El conflicto por la aplicación de la Ley de Financiamiento Universitario ha generado un escenario de incertidumbre en las universidades públicas nacionales. Aunque muchos estudiantes apoyan el reclamo por la educación pública, las medidas de fuerza impulsadas por gremios docentes y no docentes están alterando las cursadas y generando preocupación ante la cercanía de los primeros parciales.
En diversas instituciones, la normalidad académica se ha visto interrumpida. Algunas materias aún no han tenido clases presenciales, limitándose al envío de materiales de lectura. Estudiantes de distintas universidades relatan situaciones como aulas cerradas, falta de elementos básicos o la imposibilidad de acceder a servicios como comedores, bibliotecas o campos deportivos debido a los paros.
«Antes de ir a una clase, en todos los grupos aparece la pregunta: ¿saben si hoy hay clases? Nunca sabés», comentó una estudiante. Casos como el de un alumno de Medicina de la UBA, que debió extender su estadía en Buenos Aires para rendir parciales postergados, o el de una estudiante de Ingeniería que apenas tuvo diez días de clase desde marzo, ilustran el impacto directo.
Los gremios universitarios han delineado medidas de fuerza con estrategias propias, generando un panorama heterogéneo. La Federación Nacional de Docentes Universitarios (Conadu) convocó a semanas completas de paro, mientras que el sector no docente de la Fatun resolvió un esquema escalonado con un día de paro por semana. Recientemente, bajo la consigna «la universidad no se apaga», se realizaron actividades académicas y culturales durante 24 horas en varias casas de estudio.

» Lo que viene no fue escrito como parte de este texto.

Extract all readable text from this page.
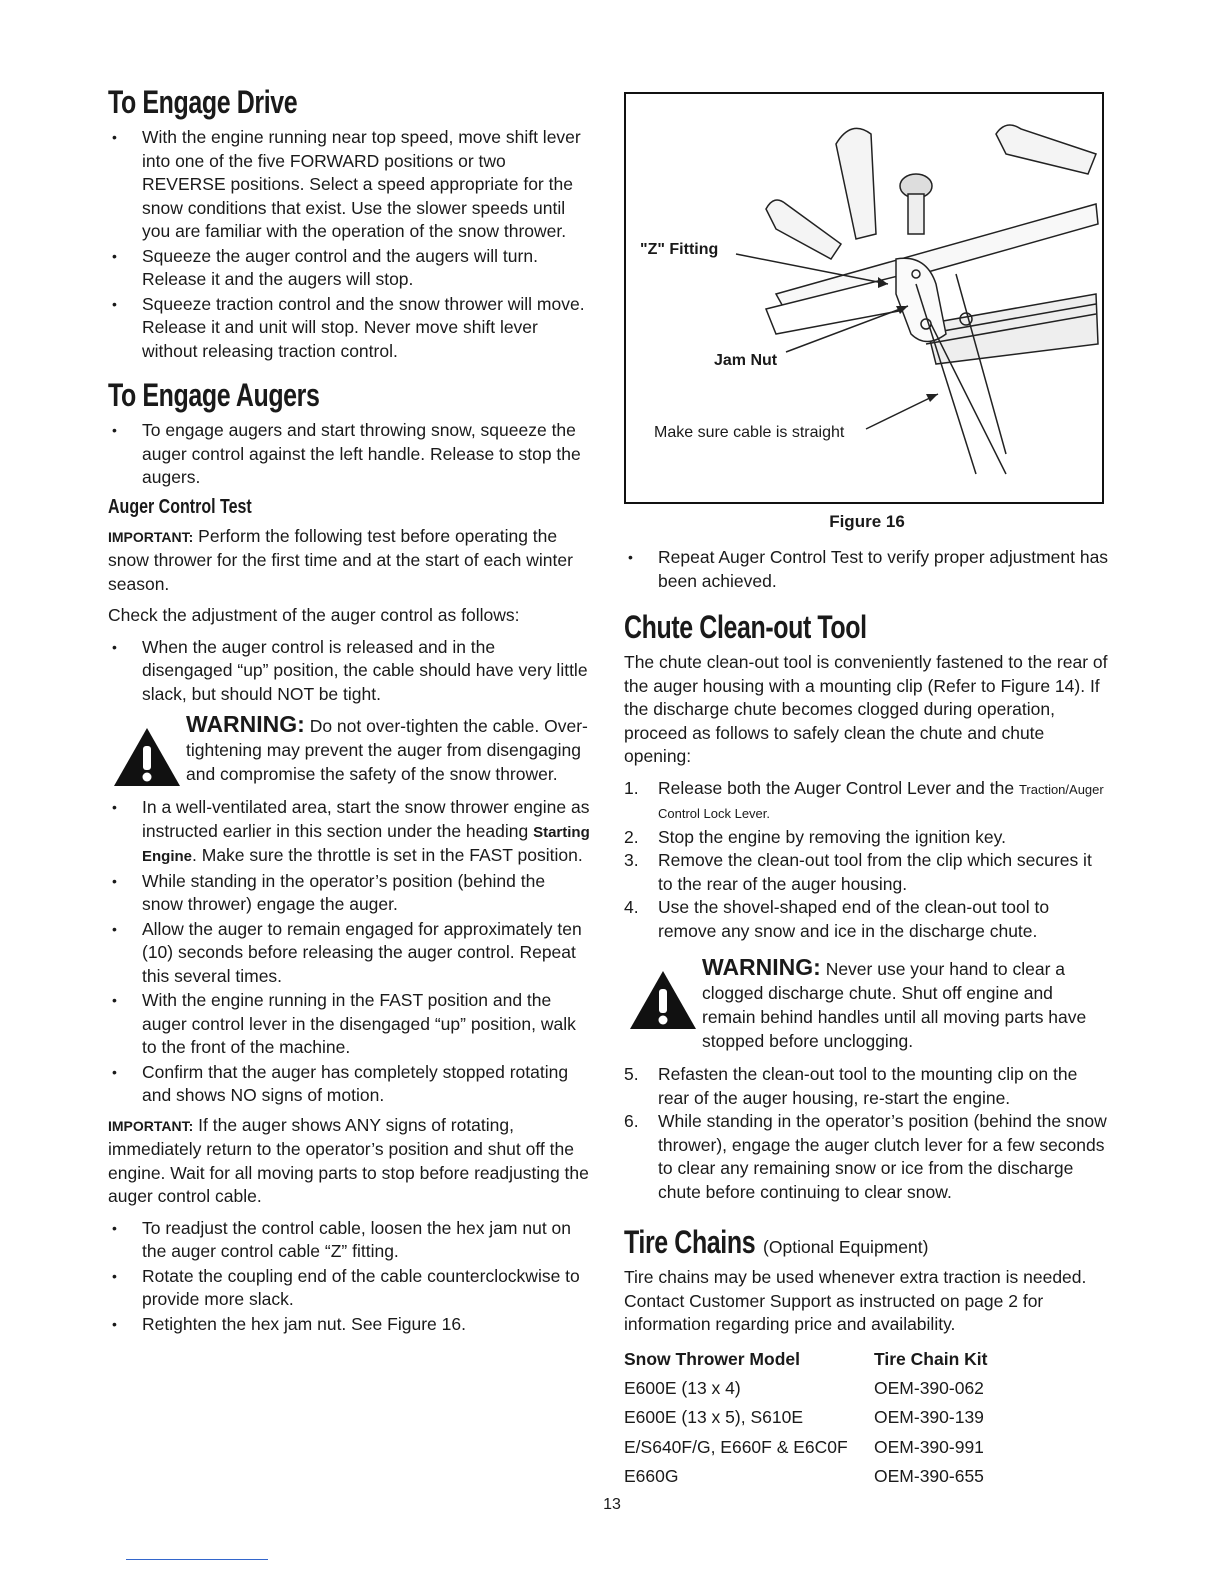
To Engage Drive
• With the engine running near top speed, move shift lever into one of the five FORWARD positions or two REVERSE positions. Select a speed appropriate for the snow conditions that exist. Use the slower speeds until you are familiar with the operation of the snow thrower.
• Squeeze the auger control and the augers will turn. Release it and the augers will stop.
• Squeeze traction control and the snow thrower will move. Release it and unit will stop. Never move shift lever without releasing traction control.
To Engage Augers
• To engage augers and start throwing snow, squeeze the auger control against the left handle. Release to stop the augers.
Auger Control Test

IMPORTANT: Perform the following test before operating the snow thrower for the first time and at the start of each winter season.

Check the adjustment of the auger control as follows:

• When the auger control is released and in the disengaged “up” position, the cable should have very little slack, but should NOT be tight.
WARNING: Do not over-tighten the cable. Over-tightening may prevent the auger from disengaging and compromise the safety of the snow thrower.
• In a well-ventilated area, start the snow thrower engine as instructed earlier in this section under the heading Starting Engine. Make sure the throttle is set in the FAST position.
• While standing in the operator’s position (behind the snow thrower) engage the auger.
• Allow the auger to remain engaged for approximately ten (10) seconds before releasing the auger control. Repeat this several times.
• With the engine running in the FAST position and the auger control lever in the disengaged “up” position, walk to the front of the machine.
• Confirm that the auger has completely stopped rotating and shows NO signs of motion.

IMPORTANT: If the auger shows ANY signs of rotating, immediately return to the operator’s position and shut off the engine. Wait for all moving parts to stop before readjusting the auger control cable.

• To readjust the control cable, loosen the hex jam nut on the auger control cable “Z” fitting.
• Rotate the coupling end of the cable counterclockwise to provide more slack.
• Retighten the hex jam nut. See Figure 16.
"Z" Fitting
Jam Nut
Make sure cable is straight
Figure 16
• Repeat Auger Control Test to verify proper adjustment has been achieved.
Chute Clean-out Tool

The chute clean-out tool is conveniently fastened to the rear of the auger housing with a mounting clip (Refer to Figure 14). If the discharge chute becomes clogged during operation, proceed as follows to safely clean the chute and chute opening:

1. Release both the Auger Control Lever and the Traction/Auger Control Lock Lever.
2. Stop the engine by removing the ignition key.
3. Remove the clean-out tool from the clip which secures it to the rear of the auger housing.
4. Use the shovel-shaped end of the clean-out tool to remove any snow and ice in the discharge chute.
WARNING: Never use your hand to clear a clogged discharge chute. Shut off engine and remain behind handles until all moving parts have stopped before unclogging.
5. Refasten the clean-out tool to the mounting clip on the rear of the auger housing, re-start the engine.
6. While standing in the operator’s position (behind the snow thrower), engage the auger clutch lever for a few seconds to clear any remaining snow or ice from the discharge chute before continuing to clear snow.
Tire Chains (Optional Equipment)

Tire chains may be used whenever extra traction is needed. Contact Customer Support as instructed on page 2 for information regarding price and availability.

Snow Thrower Model	Tire Chain Kit
E600E (13 x 4)	OEM-390-062
E600E (13 x 5), S610E	OEM-390-139
E/S640F/G, E660F & E6C0F	OEM-390-991
E660G	OEM-390-655
13
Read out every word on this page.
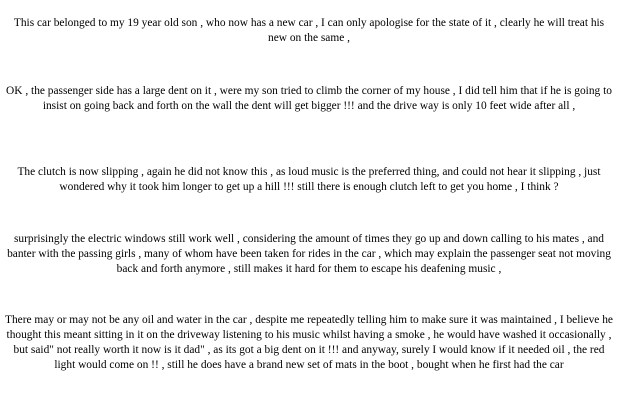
This car belonged to my 19 year old son , who now has a new car , I can only apologise for the state of it , clearly he will treat his new on the same ,

OK , the passenger side has a large dent on it , were my son tried to climb the corner of my house , I did tell him that if he is going to insist on going back and forth on the wall the dent will get bigger !!! and the drive way is only 10 feet wide after all ,

The clutch is now slipping , again he did not know this , as loud music is the preferred thing, and could not hear it slipping , just wondered why it took him longer to get up a hill !!! still there is enough clutch left to get you home , I think ?

surprisingly the electric windows still work well , considering the amount of times they go up and down calling to his mates , and banter with the passing girls , many of whom have been taken for rides in the car , which may explain the passenger seat not moving back and forth anymore , still makes it hard for them to escape his deafening music ,

There may or may not be any oil and water in the car , despite me repeatedly telling him to make sure it was maintained , I believe he thought this meant sitting in it on the driveway listening to his music whilst having a smoke , he would have washed it occasionally , but said" not really worth it now is it dad" , as its got a big dent on it !!! and anyway, surely I would know if it needed oil , the red light would come on !! , still he does have a brand new set of mats in the boot , bought when he first had the car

Los rectores, a través del Consejo Interuniversitario Nacional (CIN), han anunciado una posible cuarta marcha federal para la primera quincena de mayo si no hay respuestas a sus reclamos, en defensa de «la educación, la universidad pública y la ciencia nacional».
Mientras tanto, entre los estudiantes persiste un sentimiento de desorientación. Aunque comprenden el reclamo, la práctica diaria los enfrenta a la incertidumbre sobre el desarrollo de sus estudios y la concreción de las evaluaciones en los próximos meses.